So I mentioned before that I thought K.J. Parker would be a good author to read on an airplane; as it turns out, I’ve been on a lot of airplanes recently, so I read K.J. Parker’s Fencer trilogy. And now I have a new conclusion about Parker, which is that I don’t like his books and don’t want to read any of them in the future, airplane or no airplane.

So as the story starts out, there’s a conflict between a sophisticated walled city that’s a major trading port, and a tribe of barbarian savages. This is a lot like Savages, obviously. But it also throws in a few more elements, a protagonist who is a fencer (in trials that are decided by duels, so kind of a violent lawyer) and some characters who are bumbling professors at a kind of monastery of not-quite-magic.
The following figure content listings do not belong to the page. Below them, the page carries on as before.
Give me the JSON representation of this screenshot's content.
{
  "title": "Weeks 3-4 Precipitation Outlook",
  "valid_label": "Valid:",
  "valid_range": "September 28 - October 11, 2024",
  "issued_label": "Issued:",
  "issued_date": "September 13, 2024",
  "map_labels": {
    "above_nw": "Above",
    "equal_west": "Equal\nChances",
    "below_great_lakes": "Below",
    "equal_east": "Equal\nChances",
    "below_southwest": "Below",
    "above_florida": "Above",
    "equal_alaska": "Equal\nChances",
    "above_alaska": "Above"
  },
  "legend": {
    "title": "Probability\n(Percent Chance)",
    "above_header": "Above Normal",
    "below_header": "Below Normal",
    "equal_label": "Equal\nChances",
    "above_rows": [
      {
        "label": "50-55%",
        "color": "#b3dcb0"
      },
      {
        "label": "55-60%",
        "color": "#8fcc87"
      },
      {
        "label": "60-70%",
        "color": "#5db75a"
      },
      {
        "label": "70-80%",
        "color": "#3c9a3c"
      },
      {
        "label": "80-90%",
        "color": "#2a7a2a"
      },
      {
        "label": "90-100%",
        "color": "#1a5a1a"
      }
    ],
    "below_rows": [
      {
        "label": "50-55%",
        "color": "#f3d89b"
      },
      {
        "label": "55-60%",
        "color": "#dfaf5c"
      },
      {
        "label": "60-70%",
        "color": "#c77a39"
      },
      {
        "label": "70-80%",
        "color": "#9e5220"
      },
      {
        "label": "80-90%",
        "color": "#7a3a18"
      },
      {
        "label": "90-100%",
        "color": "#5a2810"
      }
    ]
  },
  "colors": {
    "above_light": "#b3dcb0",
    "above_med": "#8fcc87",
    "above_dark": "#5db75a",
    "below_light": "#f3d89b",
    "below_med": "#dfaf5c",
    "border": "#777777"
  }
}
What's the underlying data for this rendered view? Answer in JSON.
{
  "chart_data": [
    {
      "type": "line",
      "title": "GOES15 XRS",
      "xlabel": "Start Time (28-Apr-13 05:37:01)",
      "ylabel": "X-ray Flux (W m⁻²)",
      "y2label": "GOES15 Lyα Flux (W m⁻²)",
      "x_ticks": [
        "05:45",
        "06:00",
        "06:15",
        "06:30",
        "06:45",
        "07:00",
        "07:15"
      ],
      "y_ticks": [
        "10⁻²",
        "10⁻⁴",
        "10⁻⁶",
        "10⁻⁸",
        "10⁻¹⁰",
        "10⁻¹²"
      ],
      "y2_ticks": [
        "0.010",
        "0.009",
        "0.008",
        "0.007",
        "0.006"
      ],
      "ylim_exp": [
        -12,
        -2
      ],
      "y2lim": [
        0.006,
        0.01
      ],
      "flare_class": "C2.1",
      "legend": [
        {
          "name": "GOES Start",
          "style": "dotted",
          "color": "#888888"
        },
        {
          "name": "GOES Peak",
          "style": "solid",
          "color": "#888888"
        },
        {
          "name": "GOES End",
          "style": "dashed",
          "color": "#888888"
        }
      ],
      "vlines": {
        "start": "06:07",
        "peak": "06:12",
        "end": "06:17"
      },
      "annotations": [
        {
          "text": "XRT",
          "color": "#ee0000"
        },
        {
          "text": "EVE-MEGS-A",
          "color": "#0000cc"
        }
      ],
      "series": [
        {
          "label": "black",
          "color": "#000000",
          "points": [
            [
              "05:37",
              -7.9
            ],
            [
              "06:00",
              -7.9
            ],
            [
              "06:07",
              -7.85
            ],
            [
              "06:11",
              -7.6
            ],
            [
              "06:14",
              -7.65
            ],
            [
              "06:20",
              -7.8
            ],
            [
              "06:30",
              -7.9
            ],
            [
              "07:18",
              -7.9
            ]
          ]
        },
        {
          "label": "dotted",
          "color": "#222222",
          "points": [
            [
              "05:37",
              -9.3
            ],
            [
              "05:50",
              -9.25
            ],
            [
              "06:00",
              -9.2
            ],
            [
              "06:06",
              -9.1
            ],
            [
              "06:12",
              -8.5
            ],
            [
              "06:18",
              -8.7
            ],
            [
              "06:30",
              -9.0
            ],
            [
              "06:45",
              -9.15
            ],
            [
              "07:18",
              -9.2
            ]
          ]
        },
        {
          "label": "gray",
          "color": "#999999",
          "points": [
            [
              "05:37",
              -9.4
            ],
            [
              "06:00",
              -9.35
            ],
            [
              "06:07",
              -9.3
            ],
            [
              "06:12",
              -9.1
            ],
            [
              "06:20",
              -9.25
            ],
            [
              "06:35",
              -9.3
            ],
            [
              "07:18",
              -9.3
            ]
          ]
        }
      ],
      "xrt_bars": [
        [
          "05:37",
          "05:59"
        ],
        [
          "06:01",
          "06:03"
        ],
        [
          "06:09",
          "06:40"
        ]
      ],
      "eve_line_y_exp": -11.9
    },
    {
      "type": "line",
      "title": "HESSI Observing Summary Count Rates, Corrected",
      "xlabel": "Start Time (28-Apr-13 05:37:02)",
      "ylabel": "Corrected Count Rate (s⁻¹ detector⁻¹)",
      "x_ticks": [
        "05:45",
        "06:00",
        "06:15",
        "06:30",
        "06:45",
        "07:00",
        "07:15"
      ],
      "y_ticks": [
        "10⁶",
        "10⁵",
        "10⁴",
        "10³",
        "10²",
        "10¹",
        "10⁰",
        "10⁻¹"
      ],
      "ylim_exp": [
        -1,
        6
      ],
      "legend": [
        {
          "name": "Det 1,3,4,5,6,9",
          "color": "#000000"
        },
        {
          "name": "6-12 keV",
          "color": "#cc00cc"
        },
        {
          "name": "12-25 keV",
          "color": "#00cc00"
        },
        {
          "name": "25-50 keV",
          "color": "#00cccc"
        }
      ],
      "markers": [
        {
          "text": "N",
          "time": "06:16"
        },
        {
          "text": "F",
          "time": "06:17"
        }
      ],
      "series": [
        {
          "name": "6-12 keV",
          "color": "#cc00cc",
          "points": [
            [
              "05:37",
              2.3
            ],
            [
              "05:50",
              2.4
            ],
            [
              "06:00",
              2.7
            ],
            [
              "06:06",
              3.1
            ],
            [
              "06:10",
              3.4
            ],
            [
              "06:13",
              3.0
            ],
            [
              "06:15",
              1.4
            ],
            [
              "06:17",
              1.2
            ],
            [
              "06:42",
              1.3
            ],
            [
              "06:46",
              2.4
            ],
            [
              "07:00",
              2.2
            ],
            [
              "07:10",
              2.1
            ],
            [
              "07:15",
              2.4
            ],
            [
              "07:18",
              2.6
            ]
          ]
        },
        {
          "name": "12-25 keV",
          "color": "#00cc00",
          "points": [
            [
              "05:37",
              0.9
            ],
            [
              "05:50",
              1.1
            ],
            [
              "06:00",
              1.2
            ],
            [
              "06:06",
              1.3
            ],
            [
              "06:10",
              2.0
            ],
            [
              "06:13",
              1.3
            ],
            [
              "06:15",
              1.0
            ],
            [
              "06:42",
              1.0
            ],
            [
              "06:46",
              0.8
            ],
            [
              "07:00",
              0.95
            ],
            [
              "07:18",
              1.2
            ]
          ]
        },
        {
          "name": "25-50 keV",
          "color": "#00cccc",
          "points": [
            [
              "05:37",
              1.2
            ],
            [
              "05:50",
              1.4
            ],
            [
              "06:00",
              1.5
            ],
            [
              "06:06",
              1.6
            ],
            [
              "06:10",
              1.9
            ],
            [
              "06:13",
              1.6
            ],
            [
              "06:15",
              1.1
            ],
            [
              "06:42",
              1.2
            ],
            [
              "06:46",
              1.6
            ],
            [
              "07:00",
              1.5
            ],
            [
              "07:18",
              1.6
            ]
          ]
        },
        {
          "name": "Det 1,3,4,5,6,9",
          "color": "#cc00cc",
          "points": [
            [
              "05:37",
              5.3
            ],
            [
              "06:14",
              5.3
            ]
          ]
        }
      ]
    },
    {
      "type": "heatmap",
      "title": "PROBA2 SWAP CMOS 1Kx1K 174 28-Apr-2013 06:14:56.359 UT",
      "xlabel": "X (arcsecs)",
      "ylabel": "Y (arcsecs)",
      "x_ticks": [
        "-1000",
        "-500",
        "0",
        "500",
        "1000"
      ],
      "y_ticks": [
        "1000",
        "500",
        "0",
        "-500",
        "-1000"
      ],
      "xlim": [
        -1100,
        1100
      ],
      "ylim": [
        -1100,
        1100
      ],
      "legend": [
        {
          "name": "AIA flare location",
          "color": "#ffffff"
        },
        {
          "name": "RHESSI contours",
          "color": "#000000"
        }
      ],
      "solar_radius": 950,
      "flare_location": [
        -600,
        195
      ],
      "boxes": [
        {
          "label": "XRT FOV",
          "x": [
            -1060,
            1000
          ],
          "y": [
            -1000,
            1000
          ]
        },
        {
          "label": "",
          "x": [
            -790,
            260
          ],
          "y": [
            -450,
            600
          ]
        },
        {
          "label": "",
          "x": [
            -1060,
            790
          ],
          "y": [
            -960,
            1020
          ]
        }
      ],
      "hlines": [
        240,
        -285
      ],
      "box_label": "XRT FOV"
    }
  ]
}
We follow them through an implausible series of events in this war, and then in the next two books as they go on to take part in largely unrelated other wars between other countries. Along the way, the characters do horrible things—almost every character in the book is badly damaged and capable of incredible cruelty, a pattern that in retrospect is easy to pick up from Savages as well—and also spend a lot of times forging weapons and armor in super-detailed “I researched all of this, so you’re going to read about it” scenes.

And it all adds up to a whole lot of not much. There’s all these wars, and they just happen. And some people do well for a while, and then they do badly. Or they do badly for a while, and then they do well, and then they do badly again. Nothing matters at all, nobody is ever happy, it’s just this totally random slice-of-life series of events, except that all the events are viciously cruel, sadistic, and bloody. There’s even a magic system that pops up in all three books, but nobody in the books actually understands it, and it just kinda randomly happens, too. The end result is frustrating and deeply, deeply unpleasant. I’m done with this guy, and would recommend that you not start with him.